Articles on this site may include embedded content (e.g. videos, images, articles, etc.). Embedded content from other websites behaves in the exact same way as if the visitor has visited the other website.

 

These websites may collect data about you, use cookies, embed additional third-party tracking, and monitor your interaction with that embedded content, including tracking your interaction with the embedded content if you have an account and are logged in to that website.

 

Please find below a list of the third party cookies you may incur while navigating https://gripinvestments.com.

 

Cookie

Description

Duration

Type

VISITOR_INFO1_LIVE

This cookie is set by Youtube. Used to track the information of the embedded YouTube videos on a website.

5 months

Advertisement

GPS

This cookie is set by Youtube and registers a unique ID for tracking users based on their geographical location.

30 mins

Analytics

YSC

This cookie is set by Youtube and is used to track the views of embedded videos.

 1 visit

Performance

IDE

Used by Google DoubleClick and stores information about how the user uses the website and any other advertisement before visiting the website.

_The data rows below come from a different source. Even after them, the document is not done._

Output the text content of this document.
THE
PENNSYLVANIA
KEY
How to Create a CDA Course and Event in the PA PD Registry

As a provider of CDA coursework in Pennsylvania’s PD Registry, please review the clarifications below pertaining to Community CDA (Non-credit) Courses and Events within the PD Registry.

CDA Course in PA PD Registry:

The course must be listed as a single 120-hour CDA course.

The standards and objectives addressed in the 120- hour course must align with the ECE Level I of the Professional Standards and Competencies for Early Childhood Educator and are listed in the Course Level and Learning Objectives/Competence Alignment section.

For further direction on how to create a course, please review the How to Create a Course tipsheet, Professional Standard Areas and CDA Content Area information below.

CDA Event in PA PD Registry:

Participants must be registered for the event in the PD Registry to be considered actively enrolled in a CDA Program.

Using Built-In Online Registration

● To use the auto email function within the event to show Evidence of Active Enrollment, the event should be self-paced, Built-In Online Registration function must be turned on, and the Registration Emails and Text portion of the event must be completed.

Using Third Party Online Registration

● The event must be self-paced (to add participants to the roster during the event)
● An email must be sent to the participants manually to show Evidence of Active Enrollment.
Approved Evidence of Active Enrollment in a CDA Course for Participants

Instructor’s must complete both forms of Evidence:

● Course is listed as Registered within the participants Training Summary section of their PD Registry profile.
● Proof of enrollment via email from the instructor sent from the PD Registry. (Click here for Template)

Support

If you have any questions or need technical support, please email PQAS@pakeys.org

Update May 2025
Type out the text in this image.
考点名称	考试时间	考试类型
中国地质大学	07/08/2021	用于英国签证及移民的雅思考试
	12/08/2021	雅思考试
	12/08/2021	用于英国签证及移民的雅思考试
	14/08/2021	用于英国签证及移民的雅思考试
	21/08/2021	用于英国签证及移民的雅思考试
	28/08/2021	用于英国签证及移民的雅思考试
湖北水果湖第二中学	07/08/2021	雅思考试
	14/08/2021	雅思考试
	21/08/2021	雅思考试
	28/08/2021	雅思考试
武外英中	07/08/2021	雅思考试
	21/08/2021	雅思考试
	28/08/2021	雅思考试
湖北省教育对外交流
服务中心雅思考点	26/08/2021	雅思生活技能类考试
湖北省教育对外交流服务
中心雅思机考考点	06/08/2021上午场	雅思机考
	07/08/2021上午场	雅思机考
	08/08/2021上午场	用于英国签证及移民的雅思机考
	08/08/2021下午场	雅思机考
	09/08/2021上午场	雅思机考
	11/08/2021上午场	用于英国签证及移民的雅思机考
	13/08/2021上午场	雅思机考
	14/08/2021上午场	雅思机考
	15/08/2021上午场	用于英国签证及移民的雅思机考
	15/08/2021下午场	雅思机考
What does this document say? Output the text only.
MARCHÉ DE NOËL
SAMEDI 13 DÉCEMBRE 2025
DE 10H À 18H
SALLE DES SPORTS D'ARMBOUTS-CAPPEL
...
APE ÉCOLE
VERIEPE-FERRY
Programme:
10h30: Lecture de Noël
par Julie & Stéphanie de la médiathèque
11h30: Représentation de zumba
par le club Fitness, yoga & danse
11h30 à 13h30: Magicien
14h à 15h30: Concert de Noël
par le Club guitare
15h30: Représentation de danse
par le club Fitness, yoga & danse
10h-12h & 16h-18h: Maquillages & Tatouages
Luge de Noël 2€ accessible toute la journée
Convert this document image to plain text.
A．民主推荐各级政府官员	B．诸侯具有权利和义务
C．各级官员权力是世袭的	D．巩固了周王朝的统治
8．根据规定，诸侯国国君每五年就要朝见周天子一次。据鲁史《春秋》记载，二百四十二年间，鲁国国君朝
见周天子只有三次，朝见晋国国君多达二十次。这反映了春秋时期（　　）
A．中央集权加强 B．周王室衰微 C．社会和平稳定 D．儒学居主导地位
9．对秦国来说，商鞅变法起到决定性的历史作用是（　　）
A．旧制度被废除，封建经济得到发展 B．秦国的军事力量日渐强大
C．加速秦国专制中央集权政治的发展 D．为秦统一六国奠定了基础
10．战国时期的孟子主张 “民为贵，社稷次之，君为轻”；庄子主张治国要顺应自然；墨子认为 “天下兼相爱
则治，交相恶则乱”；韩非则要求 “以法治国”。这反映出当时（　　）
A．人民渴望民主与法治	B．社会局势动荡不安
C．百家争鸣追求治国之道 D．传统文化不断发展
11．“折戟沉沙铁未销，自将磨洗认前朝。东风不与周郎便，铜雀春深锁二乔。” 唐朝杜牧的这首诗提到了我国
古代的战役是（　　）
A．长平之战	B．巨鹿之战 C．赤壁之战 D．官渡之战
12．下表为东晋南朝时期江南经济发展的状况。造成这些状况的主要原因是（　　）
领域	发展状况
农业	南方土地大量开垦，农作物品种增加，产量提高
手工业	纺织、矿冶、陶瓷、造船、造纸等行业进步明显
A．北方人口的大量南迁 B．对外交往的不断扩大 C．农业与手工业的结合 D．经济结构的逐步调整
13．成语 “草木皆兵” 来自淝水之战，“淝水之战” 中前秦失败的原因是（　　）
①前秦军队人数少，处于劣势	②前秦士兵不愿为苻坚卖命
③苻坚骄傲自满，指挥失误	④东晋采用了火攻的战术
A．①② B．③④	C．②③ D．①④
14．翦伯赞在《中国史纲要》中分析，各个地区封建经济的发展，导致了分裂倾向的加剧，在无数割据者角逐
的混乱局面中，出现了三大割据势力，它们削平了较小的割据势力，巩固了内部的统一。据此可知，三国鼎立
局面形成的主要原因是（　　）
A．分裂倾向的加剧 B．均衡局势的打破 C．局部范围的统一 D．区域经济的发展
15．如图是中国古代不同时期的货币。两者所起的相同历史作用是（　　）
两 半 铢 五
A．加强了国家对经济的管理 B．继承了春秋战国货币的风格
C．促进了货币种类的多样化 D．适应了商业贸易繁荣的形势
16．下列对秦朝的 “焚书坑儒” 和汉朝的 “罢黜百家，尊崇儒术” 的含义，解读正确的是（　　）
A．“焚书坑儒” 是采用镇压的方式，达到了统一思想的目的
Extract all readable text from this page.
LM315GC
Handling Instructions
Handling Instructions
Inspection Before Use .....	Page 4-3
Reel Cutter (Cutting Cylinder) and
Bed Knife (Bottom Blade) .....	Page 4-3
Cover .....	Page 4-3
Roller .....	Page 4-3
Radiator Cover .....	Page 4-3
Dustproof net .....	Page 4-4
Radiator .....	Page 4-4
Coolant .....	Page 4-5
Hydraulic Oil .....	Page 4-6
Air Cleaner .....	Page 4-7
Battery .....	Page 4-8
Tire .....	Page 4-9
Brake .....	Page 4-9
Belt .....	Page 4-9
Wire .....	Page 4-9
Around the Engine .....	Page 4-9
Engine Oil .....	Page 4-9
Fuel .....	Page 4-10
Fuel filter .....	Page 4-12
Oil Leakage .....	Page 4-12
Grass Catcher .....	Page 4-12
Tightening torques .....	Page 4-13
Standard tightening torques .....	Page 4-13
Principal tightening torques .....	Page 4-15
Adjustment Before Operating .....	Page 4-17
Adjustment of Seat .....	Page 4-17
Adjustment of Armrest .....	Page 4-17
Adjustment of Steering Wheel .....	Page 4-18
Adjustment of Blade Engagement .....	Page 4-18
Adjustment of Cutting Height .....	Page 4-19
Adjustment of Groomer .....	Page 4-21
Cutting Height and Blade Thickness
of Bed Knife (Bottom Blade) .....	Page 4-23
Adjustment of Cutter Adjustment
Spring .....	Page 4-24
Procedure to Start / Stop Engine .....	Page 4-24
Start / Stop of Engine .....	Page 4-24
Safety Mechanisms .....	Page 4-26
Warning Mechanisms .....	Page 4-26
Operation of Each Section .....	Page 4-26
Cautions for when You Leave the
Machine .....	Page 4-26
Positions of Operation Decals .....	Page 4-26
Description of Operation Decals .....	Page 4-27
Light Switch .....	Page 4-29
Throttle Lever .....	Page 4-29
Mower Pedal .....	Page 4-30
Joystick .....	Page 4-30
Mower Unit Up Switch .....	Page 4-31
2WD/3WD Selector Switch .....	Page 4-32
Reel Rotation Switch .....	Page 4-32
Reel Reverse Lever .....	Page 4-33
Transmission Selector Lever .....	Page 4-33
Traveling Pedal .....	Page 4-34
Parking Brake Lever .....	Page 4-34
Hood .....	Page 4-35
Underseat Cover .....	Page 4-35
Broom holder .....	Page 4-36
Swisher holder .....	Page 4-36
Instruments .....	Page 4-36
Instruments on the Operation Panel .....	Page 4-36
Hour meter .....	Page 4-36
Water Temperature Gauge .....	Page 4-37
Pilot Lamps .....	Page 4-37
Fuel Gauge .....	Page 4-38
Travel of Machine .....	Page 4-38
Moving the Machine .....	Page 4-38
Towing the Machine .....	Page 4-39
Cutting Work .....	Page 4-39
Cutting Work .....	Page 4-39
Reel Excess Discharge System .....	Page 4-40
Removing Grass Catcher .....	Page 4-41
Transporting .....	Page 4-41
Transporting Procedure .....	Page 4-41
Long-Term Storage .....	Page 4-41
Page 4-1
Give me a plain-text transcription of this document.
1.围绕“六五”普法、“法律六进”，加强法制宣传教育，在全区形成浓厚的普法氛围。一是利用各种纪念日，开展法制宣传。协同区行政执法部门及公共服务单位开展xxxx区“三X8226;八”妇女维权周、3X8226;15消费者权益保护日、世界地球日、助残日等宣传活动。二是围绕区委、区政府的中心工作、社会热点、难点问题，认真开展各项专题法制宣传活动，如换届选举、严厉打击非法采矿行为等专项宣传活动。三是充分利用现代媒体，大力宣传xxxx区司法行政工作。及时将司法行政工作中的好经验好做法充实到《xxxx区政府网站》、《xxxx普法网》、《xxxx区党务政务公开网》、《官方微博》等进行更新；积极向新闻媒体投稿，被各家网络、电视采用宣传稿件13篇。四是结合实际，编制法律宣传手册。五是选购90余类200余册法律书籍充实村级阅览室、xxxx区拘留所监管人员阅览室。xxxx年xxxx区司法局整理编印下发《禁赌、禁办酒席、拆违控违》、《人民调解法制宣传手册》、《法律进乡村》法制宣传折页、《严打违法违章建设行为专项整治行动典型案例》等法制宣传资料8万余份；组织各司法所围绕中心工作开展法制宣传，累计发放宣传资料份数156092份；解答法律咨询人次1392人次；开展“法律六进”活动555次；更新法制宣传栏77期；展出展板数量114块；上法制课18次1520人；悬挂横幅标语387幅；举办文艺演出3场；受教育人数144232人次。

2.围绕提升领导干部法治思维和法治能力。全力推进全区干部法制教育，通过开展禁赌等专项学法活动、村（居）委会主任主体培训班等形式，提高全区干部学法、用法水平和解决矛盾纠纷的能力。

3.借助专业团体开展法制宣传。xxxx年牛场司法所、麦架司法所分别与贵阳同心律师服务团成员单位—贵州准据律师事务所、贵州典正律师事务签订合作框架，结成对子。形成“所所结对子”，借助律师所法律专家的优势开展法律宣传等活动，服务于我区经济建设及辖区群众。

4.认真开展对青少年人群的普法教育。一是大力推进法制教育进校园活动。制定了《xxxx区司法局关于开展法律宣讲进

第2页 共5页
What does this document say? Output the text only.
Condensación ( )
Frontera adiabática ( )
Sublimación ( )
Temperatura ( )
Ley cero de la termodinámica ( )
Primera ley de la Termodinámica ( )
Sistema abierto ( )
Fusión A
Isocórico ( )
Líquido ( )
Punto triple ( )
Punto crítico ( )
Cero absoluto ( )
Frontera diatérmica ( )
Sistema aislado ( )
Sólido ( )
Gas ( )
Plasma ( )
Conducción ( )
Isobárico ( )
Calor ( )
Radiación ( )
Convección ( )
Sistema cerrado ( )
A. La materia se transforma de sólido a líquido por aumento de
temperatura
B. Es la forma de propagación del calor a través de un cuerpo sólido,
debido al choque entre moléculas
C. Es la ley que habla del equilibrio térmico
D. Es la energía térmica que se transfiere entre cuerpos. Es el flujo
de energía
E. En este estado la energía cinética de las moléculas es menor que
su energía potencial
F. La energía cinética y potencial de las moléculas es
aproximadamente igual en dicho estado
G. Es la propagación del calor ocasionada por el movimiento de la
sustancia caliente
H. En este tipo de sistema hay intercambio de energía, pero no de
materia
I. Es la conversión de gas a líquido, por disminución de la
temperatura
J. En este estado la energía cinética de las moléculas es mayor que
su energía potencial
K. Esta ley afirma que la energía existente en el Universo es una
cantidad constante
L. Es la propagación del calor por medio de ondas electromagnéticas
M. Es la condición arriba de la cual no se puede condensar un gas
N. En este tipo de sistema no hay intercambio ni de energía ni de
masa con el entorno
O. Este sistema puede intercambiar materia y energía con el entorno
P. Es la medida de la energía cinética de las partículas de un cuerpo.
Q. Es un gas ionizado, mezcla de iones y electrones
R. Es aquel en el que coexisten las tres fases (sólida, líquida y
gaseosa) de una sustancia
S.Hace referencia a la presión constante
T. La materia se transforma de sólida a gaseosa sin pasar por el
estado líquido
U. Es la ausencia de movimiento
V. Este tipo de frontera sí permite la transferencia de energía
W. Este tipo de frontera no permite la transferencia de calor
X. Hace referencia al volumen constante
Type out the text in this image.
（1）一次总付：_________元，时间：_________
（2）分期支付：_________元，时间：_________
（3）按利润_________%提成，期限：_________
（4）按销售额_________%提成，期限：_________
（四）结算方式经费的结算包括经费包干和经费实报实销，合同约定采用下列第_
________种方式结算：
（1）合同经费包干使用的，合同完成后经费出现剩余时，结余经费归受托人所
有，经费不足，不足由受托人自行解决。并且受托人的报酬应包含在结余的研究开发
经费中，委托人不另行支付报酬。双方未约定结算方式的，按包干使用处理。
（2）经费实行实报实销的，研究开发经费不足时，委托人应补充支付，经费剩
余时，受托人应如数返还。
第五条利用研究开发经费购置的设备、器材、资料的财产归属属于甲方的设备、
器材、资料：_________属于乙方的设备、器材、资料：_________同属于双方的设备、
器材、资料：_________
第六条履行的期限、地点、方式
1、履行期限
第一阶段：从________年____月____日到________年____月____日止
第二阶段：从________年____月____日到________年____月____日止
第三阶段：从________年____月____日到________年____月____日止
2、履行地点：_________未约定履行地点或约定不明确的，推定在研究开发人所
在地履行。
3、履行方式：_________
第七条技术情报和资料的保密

This is used to present users with ads that are relevant to them according to the user profile, and is used due to the embedded Youtube content.

1 year

Advertisement

li_sugr

Browser Identifier, LinkedIn Insight Tag, when IP address is not in a Designated Country.

2 mths

Other

lang

used to store the language preferences of a user to serve up content in that stored language the next time user visits the website.

 2mths

Functional

lidc

This cookie is set by LinkedIn and used for routing.

1 day

Functional

UserMatchHistory

Linkedin – Used to track visitors on multiple websites, in order to present relevant advertisement based on the visitor’s preferences.

1 mth

Other

bcookie

This cookie is set by linkedIn. The purpose of the cookie is to enable LinkedIn functionalities on the page.

2 years

Functional

bscookie

This cookie is a browser ID cookie set by Linked share Buttons and ad tags.

2 years

Advertisement

lissc

This cookie is provided by LinkedIn. This cookie is used for tracking embedded service.

1 year

Analytics

 

 

 

GLOSSARY

 

Data Subject

Refers to an identified or identifiable natural person.

 

Personal Data Breach

Refers to a breach of security leading to accidental or unlawful destruction, loss, alteration, unauthorised disclosure or access to Personal Data stored or transmitted.

 

Process, Processed. Processes, Processing

Refers to operations performed upon Personal data, whether or not by automated means, such as collection, recording, organisation, storage and archiving.

 

Technical or organisational measures/TMOs

Refers to technical or organisational measures taken to reasonable ensure and prevent Personal Data Breach as well as implement Data Subject Rights.